ニッポンの美しきモノ作りとエルゴポックの哲学“本質を極める”という共通言語を有して

コラム vol.05
ガンツウ

さて、おなじみとなってきている本コーナーでは、日本の美しいもの、本質を追求するさまざまな事柄、豊かな生活をテーマに連載できたらと思っています。月一でみなさまに豊かな生活への小さなヒントをお届けできればと思います。

最近では前回のコラムでもお伝えした通り、インバウンド効果により、日本の地方が勢いづいています。東京や大阪のような大都市に流れるモダンな雰囲気をうまく取り入れ、若い年齢層や国内外の観光客をも魅了する地方都市が増えてきています。近年、感度の高い動きを見せているのが広島県・尾道です。瀬戸内の海が見渡せる高級リゾート「ベラビスタ スパ&マリーナ 尾道」や、サイクリストたちからの支持も厚いホテルを初め、レストラン・ライフスタイルショップ・サイクルショップなどが揃った複合施設「ONOMICHI U2」など、すべてがモダンで今を感じるものばかり。もちろん、そこには感度の高い人々が集まります。今回は、今の空気を取り込んだ地方活性に成功した尾道の新しい取り組み、ガンツウをご紹介します。

尾道で就航する
ガンツウとは?

前回ご紹介したのは会員制小型航空機チャーターで“日本を遊ぶ”というもの。今回は、海から日本を攻めていきます。ガンツウとは、今秋尾道から就航するラグジュアリー客船です。穏やかな瀬戸内の風土に寄り添ったガンツウは、「せとうちに浮かぶ小さな宿」をコンセプトに、尾道市にあるベラビスタマリーナを発着地として2泊3日、または3泊4日かけて瀬戸内海を巡ります。航路の中には世界遺産のある宮島や、昨今アートの島として名高い直島なども含まれています。内海に点在する小島を巡る旅は船ならでは。

感度の高いクルーズが
瀬戸内の魅力をバックアップ

世界を周遊する豪華客船と言うと、シャンデリアに大型劇場でのエンターテイメント、かしこまったディナーなどの想像をしませんか?従来のイメージですと、クルーズは1航路の日程も長く、年配のリタイアをした人たちの楽しみというのが拭いきれないのも確か。
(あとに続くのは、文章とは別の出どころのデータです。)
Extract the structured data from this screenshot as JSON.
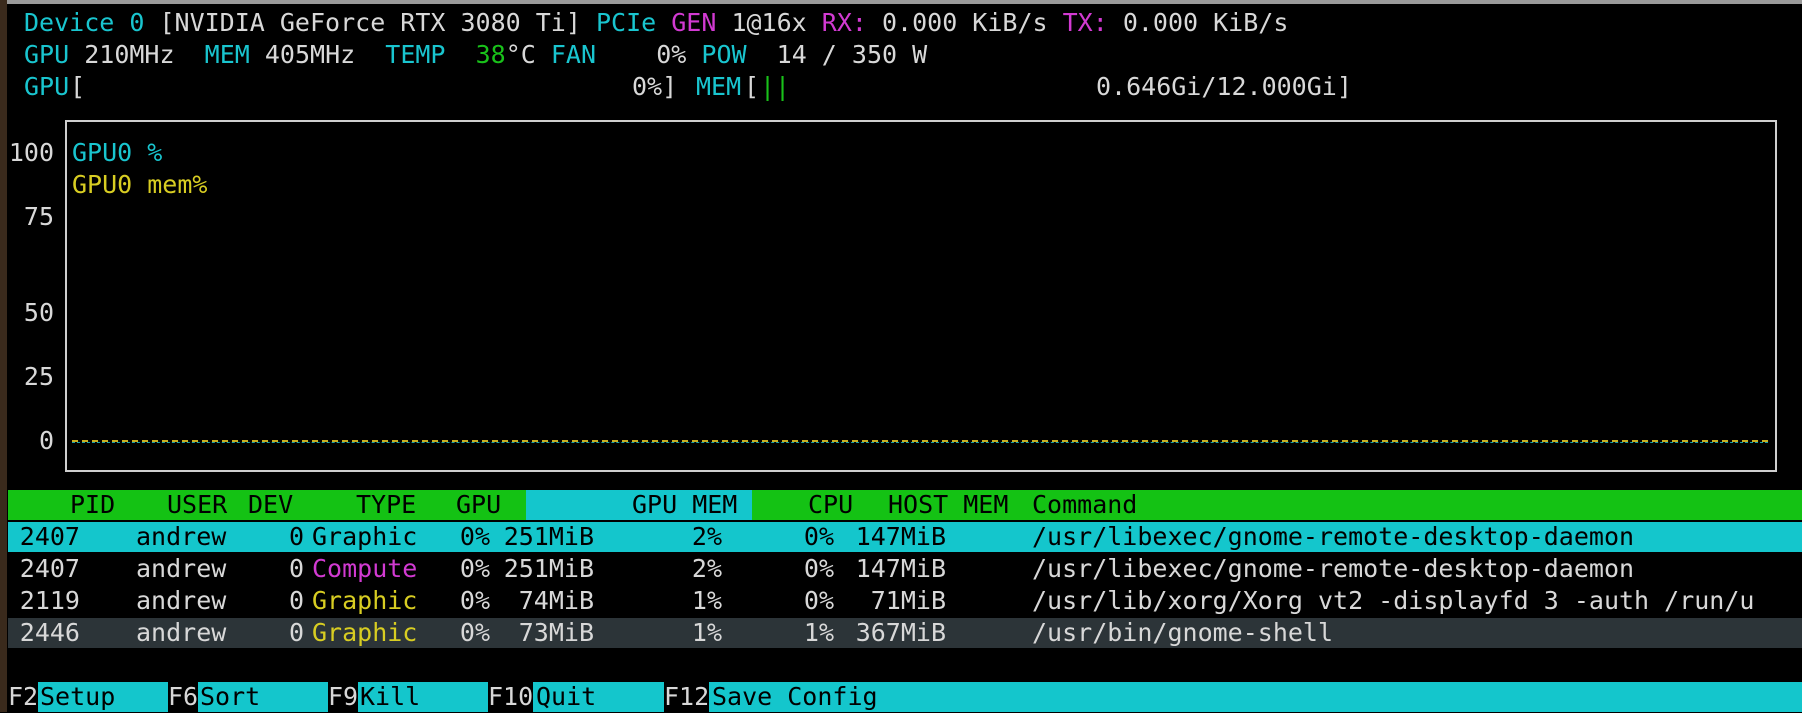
{
  "device_line": {
    "device_label": "Device 0",
    "device_name": " [NVIDIA GeForce RTX 3080 Ti] ",
    "pcie_label": "PCIe ",
    "gen_label": "GEN ",
    "gen_value": "1@16x ",
    "rx_label": "RX: ",
    "rx_value": "0.000 KiB/s ",
    "tx_label": "TX: ",
    "tx_value": "0.000 KiB/s"
  },
  "clock_line": {
    "gpu_label": "GPU ",
    "gpu_value": "210MHz  ",
    "mem_label": "MEM ",
    "mem_value": "405MHz  ",
    "temp_label": "TEMP  ",
    "temp_value": "38",
    "temp_unit": "°C ",
    "fan_label": "FAN  ",
    "fan_value": "  0% ",
    "pow_label": "POW  ",
    "pow_value": "14 / 350 W"
  },
  "bars_line": {
    "gpu_label": "GPU",
    "gpu_open": "[",
    "gpu_value": "0%]",
    "mem_label": "MEM",
    "mem_open": "[",
    "mem_bars": "||",
    "mem_value": "0.646Gi/12.000Gi]"
  },
  "chart_data": {
    "type": "line",
    "ylim": [
      0,
      100
    ],
    "yticks": [
      "100",
      "75",
      "50",
      "25",
      "0"
    ],
    "series": [
      {
        "name": "GPU0 %",
        "color": "#19c5cf",
        "values": [
          0,
          0,
          0,
          0,
          0
        ]
      },
      {
        "name": "GPU0 mem%",
        "color": "#d8cd22",
        "values": [
          0,
          0,
          0,
          0,
          0
        ]
      }
    ]
  },
  "process_table": {
    "headers": {
      "pid": "PID",
      "user": "USER",
      "dev": "DEV",
      "type": "TYPE",
      "gpu": "GPU",
      "gpu_mem": "GPU MEM",
      "cpu": "CPU",
      "host_mem": "HOST MEM",
      "command": "Command"
    },
    "rows": [
      {
        "pid": "2407",
        "user": "andrew",
        "dev": "0",
        "type": "Graphic",
        "type_color": "#000000",
        "gpu": "0%",
        "gpu_mem": "251MiB",
        "gpu_mem_pct": "2%",
        "cpu": "0%",
        "host_mem": "147MiB",
        "command": "/usr/libexec/gnome-remote-desktop-daemon"
      },
      {
        "pid": "2407",
        "user": "andrew",
        "dev": "0",
        "type": "Compute",
        "type_color": "#d23ad2",
        "gpu": "0%",
        "gpu_mem": "251MiB",
        "gpu_mem_pct": "2%",
        "cpu": "0%",
        "host_mem": "147MiB",
        "command": "/usr/libexec/gnome-remote-desktop-daemon"
      },
      {
        "pid": "2119",
        "user": "andrew",
        "dev": "0",
        "type": "Graphic",
        "type_color": "#d8cd22",
        "gpu": "0%",
        "gpu_mem": "74MiB",
        "gpu_mem_pct": "1%",
        "cpu": "0%",
        "host_mem": "71MiB",
        "command": "/usr/lib/xorg/Xorg vt2 -displayfd 3 -auth /run/u"
      },
      {
        "pid": "2446",
        "user": "andrew",
        "dev": "0",
        "type": "Graphic",
        "type_color": "#d8cd22",
        "gpu": "0%",
        "gpu_mem": "73MiB",
        "gpu_mem_pct": "1%",
        "cpu": "1%",
        "host_mem": "367MiB",
        "command": "/usr/bin/gnome-shell"
      }
    ]
  },
  "footer": {
    "keys": [
      {
        "key": "F2",
        "label": "Setup"
      },
      {
        "key": "F6",
        "label": "Sort"
      },
      {
        "key": "F9",
        "label": "Kill"
      },
      {
        "key": "F10",
        "label": "Quit"
      },
      {
        "key": "F12",
        "label": "Save Config"
      }
    ]
  }
}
船内に足を踏み入れると分かる、ガンツウの魅力は、デザインから供される食事まで、時代の感度を捉えた「今」を感じられるもの。船の設計は堀部安嗣氏が行なっており、オールインクルーシブの食事は、東京「重よし」の佐藤憲三氏が監修。客室は和を感じられるモダンなデザインで、まさに旅館といった雰囲気です。食事は瀬戸内で穫れた新鮮な食材を中心に、メインダイニング、鮨カウンター、ラウンジで思う存分召し上がれます。19部屋という限られた客室数は、まさにスモールラグジュアリーで、小さな旅館で旅をしながら瀬戸内を巡る旅は従来のクルーズ旅とは一線を画すもの。行程も最短1泊2日から3泊4日までと、気軽に船旅を楽しめます。

撮影/伊藤徹也 写真提供/せとうちクルーズ

秘境、瀬戸内を知る旅は
日本の良さを知る旅でもあります

穏やかな瀬戸内を周遊するガンツウでは、ラグジュアリーな気分で時を過ごしながら、まだ知らない瀬戸内を知るドラマティックな体験も味わえます。アクティビティの中には瀬戸内ならではの漁業体験や定置網の見学、無人島ビーチの散策や採石場見学など、今までほとんどの人が足を踏み入れる事のなかった瀬戸内を体感できます。また、「せとうちシープレーンズ」の水陸両用機での遊覧飛行もできるため、空からの瀬戸内も楽しめるという盛りだくさんの内容。空と海から瀬戸内を眺めてみると、日本の地方の魅力を再発見することになります。

広島県・尾道市で起こっているアクティブな動きを見ていると、日本の魅力を改めて見直しながら、地方活性化にもつながっているという魅力的なものです。ガンツウで穏やかな時間を過ごしながら瀬戸内を知る旅は今秋スタートします。